Even though running is no longer her full-time gig, 42-year-old Deatherage still maintains her edge as an elite runner, and she recently traveled to Atlanta to compete in the 2020 Olympic marathon trials. She shares these tips on how to train like a pro.
How to Train Like a Professional Runner
Step it up. “I think the biggest difference is volume and intensity. A professional marathoner will run upwards of 120 miles a week, whereas more recreational marathoners will run 40 to 50 miles a week,” notes Deatherage, who averages about 80 miles a week herself. But beware of falling into the “weekend warrior” trap: pros know it’s best to train consistently and build up gradually.
Take time to recover. “Professional runners take days off just like recreational runners do, and they arguably do a better job of it because you can’t reach that level without taking care of yourself,” she says. While Deatherage doesn’t have as much time to recover as she did during her pre-kid, professional running days, she still tries to take a day off from running every two weeks, especially after her longer runs. “Make sure you’re taking recovery days between your hard days,” she advises.
Listen to your body when you have an injury. “The pros are surrounded by people who are keeping an eye on them: they have a trainer, a PT, a physician, a coach, who all keep tabs on them so if they have a little injury that creeps up, they’re more likely to take care of it right away as opposed to letting it linger,” she says. “People are sometimes hesitant to treat an injury, but getting into see a professional sooner rather than later is not only better for treating that injury, but also for tackling any underlying issues that might be causing problems.”

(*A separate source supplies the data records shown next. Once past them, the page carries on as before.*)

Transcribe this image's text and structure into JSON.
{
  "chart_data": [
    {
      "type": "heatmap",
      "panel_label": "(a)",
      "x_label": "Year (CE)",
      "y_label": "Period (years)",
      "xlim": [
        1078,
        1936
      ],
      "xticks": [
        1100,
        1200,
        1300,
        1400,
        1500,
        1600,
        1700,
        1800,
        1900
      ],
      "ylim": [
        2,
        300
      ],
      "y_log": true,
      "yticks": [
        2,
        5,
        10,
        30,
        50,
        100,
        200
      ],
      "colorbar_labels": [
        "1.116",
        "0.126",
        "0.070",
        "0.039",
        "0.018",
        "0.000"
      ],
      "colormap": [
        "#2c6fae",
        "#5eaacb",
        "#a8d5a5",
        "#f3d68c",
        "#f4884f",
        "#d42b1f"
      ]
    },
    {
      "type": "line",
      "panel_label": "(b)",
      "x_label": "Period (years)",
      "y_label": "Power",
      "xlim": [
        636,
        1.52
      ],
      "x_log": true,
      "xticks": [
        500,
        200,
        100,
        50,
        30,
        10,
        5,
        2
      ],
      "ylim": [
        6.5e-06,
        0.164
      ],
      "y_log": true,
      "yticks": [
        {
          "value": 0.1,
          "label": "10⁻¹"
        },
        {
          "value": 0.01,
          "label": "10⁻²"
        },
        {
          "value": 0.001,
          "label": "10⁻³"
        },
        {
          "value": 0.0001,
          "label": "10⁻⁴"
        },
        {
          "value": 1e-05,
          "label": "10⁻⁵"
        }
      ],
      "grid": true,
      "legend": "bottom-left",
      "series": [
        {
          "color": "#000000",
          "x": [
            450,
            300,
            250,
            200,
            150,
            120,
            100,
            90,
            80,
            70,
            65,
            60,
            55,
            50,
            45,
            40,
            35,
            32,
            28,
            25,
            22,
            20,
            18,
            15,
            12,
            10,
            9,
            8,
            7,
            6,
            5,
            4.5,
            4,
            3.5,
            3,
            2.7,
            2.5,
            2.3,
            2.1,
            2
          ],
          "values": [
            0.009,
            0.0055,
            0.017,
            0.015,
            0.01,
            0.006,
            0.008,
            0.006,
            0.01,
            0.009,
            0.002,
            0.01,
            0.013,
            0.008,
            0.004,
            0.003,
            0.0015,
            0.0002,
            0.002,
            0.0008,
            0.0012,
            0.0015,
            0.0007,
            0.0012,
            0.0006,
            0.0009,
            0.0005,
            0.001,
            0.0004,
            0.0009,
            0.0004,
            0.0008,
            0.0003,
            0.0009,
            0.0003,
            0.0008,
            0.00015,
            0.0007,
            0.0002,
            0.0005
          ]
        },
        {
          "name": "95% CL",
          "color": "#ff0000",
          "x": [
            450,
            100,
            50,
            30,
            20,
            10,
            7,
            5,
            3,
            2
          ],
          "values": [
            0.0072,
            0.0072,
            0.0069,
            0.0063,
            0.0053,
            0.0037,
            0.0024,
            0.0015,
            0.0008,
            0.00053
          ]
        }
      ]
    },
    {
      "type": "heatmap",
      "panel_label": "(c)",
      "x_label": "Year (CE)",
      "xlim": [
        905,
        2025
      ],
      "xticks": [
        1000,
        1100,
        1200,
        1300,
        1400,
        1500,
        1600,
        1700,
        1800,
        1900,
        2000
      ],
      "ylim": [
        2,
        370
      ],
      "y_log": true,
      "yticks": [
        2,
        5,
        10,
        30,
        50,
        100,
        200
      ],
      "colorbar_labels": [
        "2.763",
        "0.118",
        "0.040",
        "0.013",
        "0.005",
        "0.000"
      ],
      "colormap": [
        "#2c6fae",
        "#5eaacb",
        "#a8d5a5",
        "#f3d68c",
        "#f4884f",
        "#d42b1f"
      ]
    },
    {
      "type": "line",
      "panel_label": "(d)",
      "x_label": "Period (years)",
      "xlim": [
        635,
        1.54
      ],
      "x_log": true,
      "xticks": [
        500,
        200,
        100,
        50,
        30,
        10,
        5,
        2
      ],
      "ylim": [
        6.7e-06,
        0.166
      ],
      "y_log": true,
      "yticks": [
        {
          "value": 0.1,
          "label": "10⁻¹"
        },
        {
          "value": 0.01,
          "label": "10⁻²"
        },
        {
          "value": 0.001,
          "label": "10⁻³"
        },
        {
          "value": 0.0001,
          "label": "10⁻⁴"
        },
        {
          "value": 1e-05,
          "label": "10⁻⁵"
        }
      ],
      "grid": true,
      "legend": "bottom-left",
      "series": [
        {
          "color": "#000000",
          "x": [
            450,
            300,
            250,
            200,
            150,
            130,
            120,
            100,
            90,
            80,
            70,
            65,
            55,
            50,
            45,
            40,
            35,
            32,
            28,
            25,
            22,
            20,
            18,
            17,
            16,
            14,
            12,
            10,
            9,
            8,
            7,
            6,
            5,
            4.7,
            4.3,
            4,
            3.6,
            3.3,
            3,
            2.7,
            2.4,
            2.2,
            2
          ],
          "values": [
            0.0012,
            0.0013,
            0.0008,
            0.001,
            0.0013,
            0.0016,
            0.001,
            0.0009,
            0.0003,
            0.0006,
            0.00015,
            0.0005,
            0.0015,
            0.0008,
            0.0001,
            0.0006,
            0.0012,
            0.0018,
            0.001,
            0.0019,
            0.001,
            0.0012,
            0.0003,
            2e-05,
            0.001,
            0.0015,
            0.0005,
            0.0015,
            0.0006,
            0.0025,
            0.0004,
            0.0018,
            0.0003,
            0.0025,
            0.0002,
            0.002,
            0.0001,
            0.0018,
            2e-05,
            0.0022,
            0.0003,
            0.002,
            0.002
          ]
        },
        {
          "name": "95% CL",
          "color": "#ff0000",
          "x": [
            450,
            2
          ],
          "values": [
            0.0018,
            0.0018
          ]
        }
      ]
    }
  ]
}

Tap into the power of your mind. “There’s such a mental component to distance running,” Deatherage says. “At the professional level, you might work with a sports psychologist to work on imagery and other sports psychology tools, but there are things you can do on your own. I like to imagine race day when I’m in the middle of my training. I imagine myself in the middle or at the end of the race so that when I get to the starting line, I’ve already been there in my head. It takes away the anxiety a bit.”
Maintain a healthy lifestyle. “At the pro level, you have luxury of having more time so you can get 10 hours of sleep and cook healthy meals,” she notes. “At the recreational level, you’re often doing the cost-benefit analysis: Do I get out of bed and go for this run or do I sleep? Sometimes those extra miles are going to backfire on you and you’re getting to get sick and be out for a week — sometimes it’s better to skip the run and get the extra sleep.”
Vary your workout. When you’re limited on time, it’s tempting to just stick with the runs you love, but you’ll do better if you balance your runs with strength training. “The strengthening is important, especially for the aging athlete, when we start to see changes in the running gait because of loss of muscle,” she says. “If you’re weighing getting in 45 miles a week versus 55 miles, it might be better to do 45 with a good dynamic warm-up, and get in three good days of strengthening and a good night’s sleep.”
Get some professional help. It’s never too late to achieve your personal best. If you’re looking for other tips to step up your running game, consider the UW Health Sports Medicine Runners Clinic for a personalized evaluation of your running gait and routine. “The cool thing about our Runners Clinic is you don’t have to be a high-level athlete to benefit from it, but at the same time, you’re getting the highest level of care as a runner,” she says.